The most correct formulation of the Incarnation is the one to which we are accustomed: “He became man.” Christ is the archetype of man, bearing all of humanity in Himself. “It was for the new man that human nature was established from the beginning,” wrote St. Nicholas Kavasilas; “the old Adam was not the model of the new, it was the new Adam that was the model of the old.
The wise English translators of the Creed were taking their cue here from Psalm 8: “What is man (‘enosh) that You are mindful of him? Or the son of man (adam) that you care for him?” According to the second chapter of Hebrews, which is our oldest extant Christian commentary on Psalm 8, the word “man” in this text refers to Christ our Lord, and the entire psalm is a description of His saving work.
By the Incarnation, our psalm says to God, “You have made Him a little lower than the angels, and You have crowned Him with honour and glory,” in explanation of which the Epistle to the Hebrews replies that “we see Jesus, who was made a little lower than thee angels, for the suffering of death crowned with glory and honor.”
When God gave our forefather Adam dominion over the earth and its fullness, that act was a prophecy of the universal subjection of Creation to the reign of Christ. Such is the true meaning of Psalm 8: “You have made Him to have dominion over the works of Your hands; You have put all things under His feet.”
Christ is no afterthought; He is the original meaning of humanity. Christ is what God had in mind when He reached down and formed that first lump of mud into a man. Again in the words of St Nicholas Kavasilas: “It was towards Christ that man’s mind and desire were oriented.
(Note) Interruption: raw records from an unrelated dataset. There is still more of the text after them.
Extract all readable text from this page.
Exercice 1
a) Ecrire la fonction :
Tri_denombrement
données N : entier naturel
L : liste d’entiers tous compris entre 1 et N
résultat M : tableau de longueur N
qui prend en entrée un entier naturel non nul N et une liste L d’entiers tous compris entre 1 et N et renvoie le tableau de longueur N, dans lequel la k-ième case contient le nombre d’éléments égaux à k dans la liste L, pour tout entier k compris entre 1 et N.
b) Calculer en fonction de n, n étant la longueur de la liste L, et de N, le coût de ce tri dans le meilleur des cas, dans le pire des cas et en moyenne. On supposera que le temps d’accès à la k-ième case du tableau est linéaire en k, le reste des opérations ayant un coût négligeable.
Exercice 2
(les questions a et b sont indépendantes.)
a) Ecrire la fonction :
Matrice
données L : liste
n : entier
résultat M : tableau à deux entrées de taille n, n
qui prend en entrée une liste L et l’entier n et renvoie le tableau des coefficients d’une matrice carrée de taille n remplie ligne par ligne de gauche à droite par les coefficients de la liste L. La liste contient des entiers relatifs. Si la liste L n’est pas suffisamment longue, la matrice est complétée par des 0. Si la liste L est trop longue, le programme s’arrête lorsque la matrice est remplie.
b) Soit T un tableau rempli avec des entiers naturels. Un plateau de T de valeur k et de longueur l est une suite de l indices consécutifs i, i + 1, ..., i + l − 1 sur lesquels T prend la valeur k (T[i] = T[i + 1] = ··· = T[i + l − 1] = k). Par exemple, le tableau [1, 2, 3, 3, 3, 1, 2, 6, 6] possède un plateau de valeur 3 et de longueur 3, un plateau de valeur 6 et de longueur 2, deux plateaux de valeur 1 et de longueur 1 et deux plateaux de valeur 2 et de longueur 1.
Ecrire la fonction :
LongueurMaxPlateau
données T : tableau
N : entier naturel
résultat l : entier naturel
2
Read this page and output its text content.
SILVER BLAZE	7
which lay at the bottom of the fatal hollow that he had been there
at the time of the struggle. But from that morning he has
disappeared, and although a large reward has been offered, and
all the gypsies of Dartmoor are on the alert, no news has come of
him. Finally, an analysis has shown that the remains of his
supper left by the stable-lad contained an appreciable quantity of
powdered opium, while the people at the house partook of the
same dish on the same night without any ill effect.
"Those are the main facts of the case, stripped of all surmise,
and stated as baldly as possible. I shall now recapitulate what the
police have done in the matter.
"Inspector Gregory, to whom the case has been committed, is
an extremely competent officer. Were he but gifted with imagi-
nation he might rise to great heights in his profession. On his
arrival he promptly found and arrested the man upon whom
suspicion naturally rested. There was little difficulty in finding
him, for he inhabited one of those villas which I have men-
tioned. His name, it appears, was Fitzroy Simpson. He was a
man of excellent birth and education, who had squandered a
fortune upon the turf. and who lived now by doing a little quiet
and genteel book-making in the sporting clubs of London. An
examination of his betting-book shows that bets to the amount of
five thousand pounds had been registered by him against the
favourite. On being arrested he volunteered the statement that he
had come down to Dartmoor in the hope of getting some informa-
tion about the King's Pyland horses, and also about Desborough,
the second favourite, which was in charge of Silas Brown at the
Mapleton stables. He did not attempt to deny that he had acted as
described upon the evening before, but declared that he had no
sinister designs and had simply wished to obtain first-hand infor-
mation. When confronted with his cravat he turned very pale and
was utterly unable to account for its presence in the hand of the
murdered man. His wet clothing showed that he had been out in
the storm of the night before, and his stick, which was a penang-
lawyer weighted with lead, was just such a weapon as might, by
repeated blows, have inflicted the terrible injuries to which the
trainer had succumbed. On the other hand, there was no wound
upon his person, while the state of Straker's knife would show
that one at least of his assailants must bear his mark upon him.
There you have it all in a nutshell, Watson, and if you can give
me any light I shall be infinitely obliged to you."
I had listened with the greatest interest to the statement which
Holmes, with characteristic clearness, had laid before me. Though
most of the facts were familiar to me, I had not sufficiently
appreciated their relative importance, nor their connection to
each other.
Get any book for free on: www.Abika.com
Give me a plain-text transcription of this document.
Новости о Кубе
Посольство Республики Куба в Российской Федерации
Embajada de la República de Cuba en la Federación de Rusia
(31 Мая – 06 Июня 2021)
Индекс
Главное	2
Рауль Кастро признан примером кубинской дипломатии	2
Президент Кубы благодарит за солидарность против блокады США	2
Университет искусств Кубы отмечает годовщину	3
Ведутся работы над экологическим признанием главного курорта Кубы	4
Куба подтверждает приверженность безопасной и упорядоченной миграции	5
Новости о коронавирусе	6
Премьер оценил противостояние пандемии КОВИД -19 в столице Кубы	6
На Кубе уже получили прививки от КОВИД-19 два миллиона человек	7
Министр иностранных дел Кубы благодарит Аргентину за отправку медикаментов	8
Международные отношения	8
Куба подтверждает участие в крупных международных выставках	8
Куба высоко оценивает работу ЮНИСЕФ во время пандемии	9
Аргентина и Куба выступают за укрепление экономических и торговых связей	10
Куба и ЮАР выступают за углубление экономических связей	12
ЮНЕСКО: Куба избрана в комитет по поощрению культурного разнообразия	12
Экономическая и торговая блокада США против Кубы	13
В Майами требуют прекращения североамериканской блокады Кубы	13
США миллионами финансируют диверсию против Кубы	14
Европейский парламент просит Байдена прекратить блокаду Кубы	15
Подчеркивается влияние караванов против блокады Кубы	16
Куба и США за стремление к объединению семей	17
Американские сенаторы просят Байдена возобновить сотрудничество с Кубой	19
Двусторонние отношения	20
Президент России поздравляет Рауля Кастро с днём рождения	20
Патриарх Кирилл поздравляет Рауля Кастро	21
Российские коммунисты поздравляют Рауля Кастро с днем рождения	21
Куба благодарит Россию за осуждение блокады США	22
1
We were given a mind that we might know Christ, and desire, that we might run to Him; and memory, that we might remember Him, because even at the time of creation it was He who was the archetype.”
The mystery of the Incarnation is the theme of Psalm 8. Christ is the reason for our singing out: “O Lord, our Lord, how sublime Your name in all the earth, for You have set Your glory above the heavens.”